On demande aux jeunes d’y aller moins fort, plus prudemment et d’entasser sur le côté du terrain cette terre noire. Je sors les petits outils de jardinage sur balcon apportés pour travailler « en archéologue », y compris un brosse pour ôter la terre de sur les os. Mais la couche de terre noire est épaisse et … pas la moindre trace d’ossements.
Je m’affole :
– Allons à une extrémité, celle où peut se trouver le crâne que je recherche.
On dégage le tiers supérieur de la sépulture et on continue à creuser prudemment. On est à 40 cm au-dessous des grosses pierres, mesure quelqu’un avec une branchette.
Mais non seulement il n’y a pas trace d’ossement, mais apparaissent des sortes de gravillons clairs qui prouvent que l’ombre du corps n’est plus là. Plus de couche de terre grasse. Donc tout le corps s’est délité, a disparu, s’est fondu dans la terre.
Je me révolte :
– Mais dans les charniers de Franco datant de plus de 70 ans, on a bien retrouvé les ossements des antifranquistes ! Et ici, 43 ans après, il n’y aurait plus rien ? Impossible. On a même retrouvé des os de mammouths morts depuis des milliers d’années. Continuez à creuser !
Godfrid m’explique patiemment que le climat sous les tropiques n’a rien à voir avec le climat de l’Europe ou du désert et que les grosses pluies font pourrir très vite les choses et les gens.
D’accord, mais je demande quand même aux jeunes de rajouter 5 cm de profondeur.
Mais c’est peine perdue, la terre devient de plus en plus claire. Abbas dit qu’on va emporter de la terre grasse où reposait le corps.
Je me souviens que l’imam de Kipé m’avait dit :
– Après tant d’année, vous risquez de ne pas retrouver grand’ chose. Alors vous mettrez de la terre ombre du corps dans le linceul, c’est ce qu’on enterrera dans votre jardin.
Godfrid et Abbas tiennent le grand sac dans lequel les jeunes jettent de grandes pelletées de la terre noire entassée. Moi je m’obstine à chercher la trace d’un bout d’os rescapé, cela me suffirait amplement à présent. Mais rien ! et mon entêtement me fait rater ce que les deux porteurs du sac m’ont raconté ensuite.

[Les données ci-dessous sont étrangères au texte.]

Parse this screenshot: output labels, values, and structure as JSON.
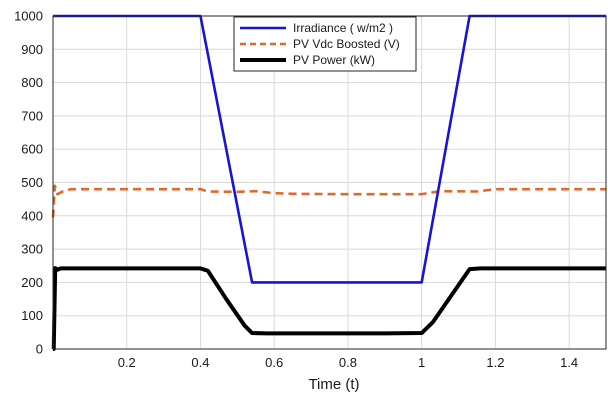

D’abord Godfrid, qui me dit avoir assisté pour la 1ère fois de sa vie à un phénomène bizarre : Dans les deux dernières pelletées envoyées, il y a eu comme une grande respiration de la terre, me dit-il. Mais je pense que Godfrid, Béninois, voit des morts-vivants partout et j’oublie.
Cependant, une heure plus tard, Abbas (70 ans), me dit :
– Tu sais, j’ai vu quelque chose qui m’a étonné: à la dernière pelletée de terre, il y a eu comme une grande inspiration d’une poitrine qui se gonfle et la terre a exhalé un grand soupir…
Et lui, je l’ai cru, car c’est un sage. Et j’ai bien regretté d’avoir manqué ça.
Pourtant, après cette douloureuse opération, je dois me contenter de cela : Un soupir de l’ombre du corps d’Abdoulaye, c’est tout et, paradoxalement, cela m’a fait du bien de le savoir et de le penser.
On a donc placé le sac de terre dans la boîte de 1 m de long que j’avais emportée. En enroulant toutefois le sac dans le linceul.